This dataset provides a comprehensive analysis of electric vehicle (EV) charging patterns and user behavior. It contains 1,320 samples of charging session data, including metrics such as energy consumption, charging duration, and vehicle details. Each entry captures various aspects of EV usage, allowing for insightful analysis and predictive modeling.
Key Features:
- User ID: Unique identifier for each user.
- Vehicle Model: Model of the electric vehicle being charged (e.g., Tesla Model 3, Nissan Leaf).
- Battery Capacity (kWh): Total battery capacity of the vehicle in kilowatt-hours.
- Charging Station ID: Unique identifier for the charging station used.
- Charging Station Location: Geographic location of the charging station (e.g., New York, Los Angeles).
- Charging Start Time: Timestamp indicating when the charging session began.
- Charging End Time: Timestamp indicating when the charging session ended.
- Energy Consumed (kWh): Total energy consumed during the charging session, measured in kilowatt-hours.
- Charging Duration (hours): Total time taken to charge the vehicle, measured in hours.
- Charging Rate (kW): Average power delivery rate during the charging session, measured in kilowatts.
- Charging Cost (USD): Total cost incurred for the charging session, measured in US dollars.
- Time of Day: Time segment when the charging occurred (e.g., Morning, Afternoon).
- Day of Week: Day of the week when the charging occurred (e.g., Monday, Tuesday).
- State of Charge (Start %): Battery charge percentage at the start of the charging session.
- State of Charge (End %): Battery charge percentage at the end of the charging session.
- Distance Driven (since last charge) (km): Distance traveled since the last charging session, measured in kilometers.
- Temperature (°C): Ambient temperature during the charging session, measured in degrees Celsius.
- Vehicle Age (years): Age of the electric vehicle, measured in years.
- Charger Type: Type of charger used (e.g., Level 1, Level 2, DC Fast Charger).
- User Type: Classification of user based on driving habits (e.g., Commuter, Long-Distance Traveler).

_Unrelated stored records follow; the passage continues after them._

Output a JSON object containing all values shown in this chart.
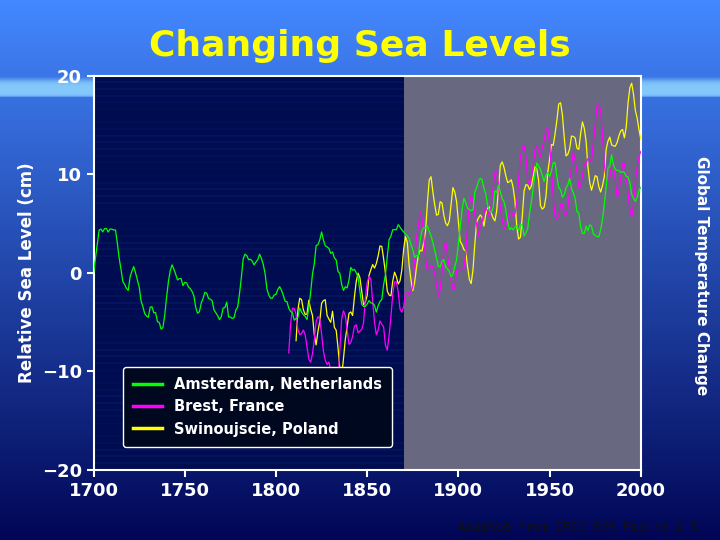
{
  "title": "Changing Sea Levels",
  "title_color": "#FFFF00",
  "title_fontsize": 26,
  "ylabel_left": "Relative Sea Level (cm)",
  "ylabel_right": "Global Temperature Change",
  "ylabel_color": "#FFFFFF",
  "ylim": [
    -20,
    20
  ],
  "xlim": [
    1700,
    2000
  ],
  "yticks": [
    -20,
    -10,
    0,
    10,
    20
  ],
  "xticks": [
    1700,
    1750,
    1800,
    1850,
    1900,
    1950,
    2000
  ],
  "tick_color": "#FFFFFF",
  "tick_fontsize": 13,
  "split_year": 1870,
  "legend_labels": [
    "Amsterdam, Netherlands",
    "Brest, France",
    "Swinoujscie, Poland"
  ],
  "line_colors": [
    "#00FF00",
    "#FF00FF",
    "#FFFF00"
  ],
  "legend_bg": "#000820",
  "footer": "Adapted from IPCC SYR Figure 2-5",
  "footer_fontsize": 9,
  "bg_ocean_dark": "#000C6B",
  "bg_ocean_mid": "#0A2080",
  "bg_right_color": "#6A6A8A",
  "outer_bg_top": "#4488FF",
  "outer_bg_bot": "#000850"
}
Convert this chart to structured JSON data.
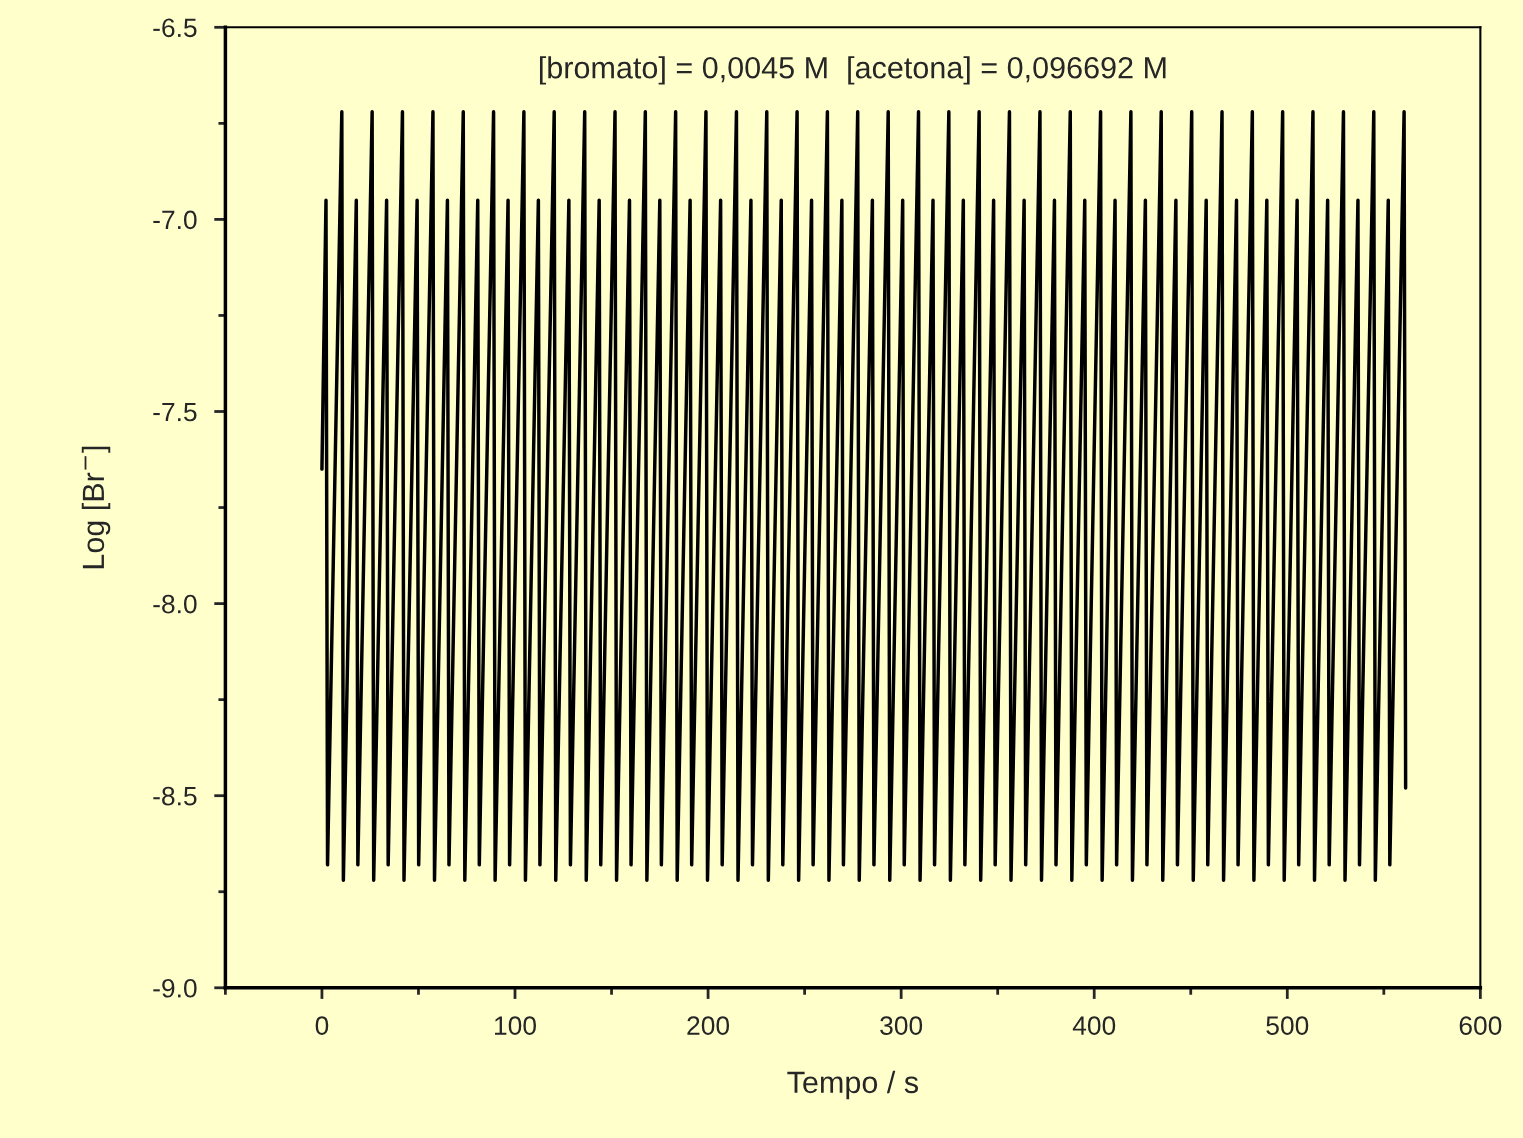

This dataset is ideal for researchers, data scientists, and analysts interested in understanding electric vehicle charging behaviors and developing predictive models related to energy consumption and user patterns.
please do not use this dataset for research purposes . It was primarily designed to implement machine learning algorithms and is not a reliable source for a paper or article.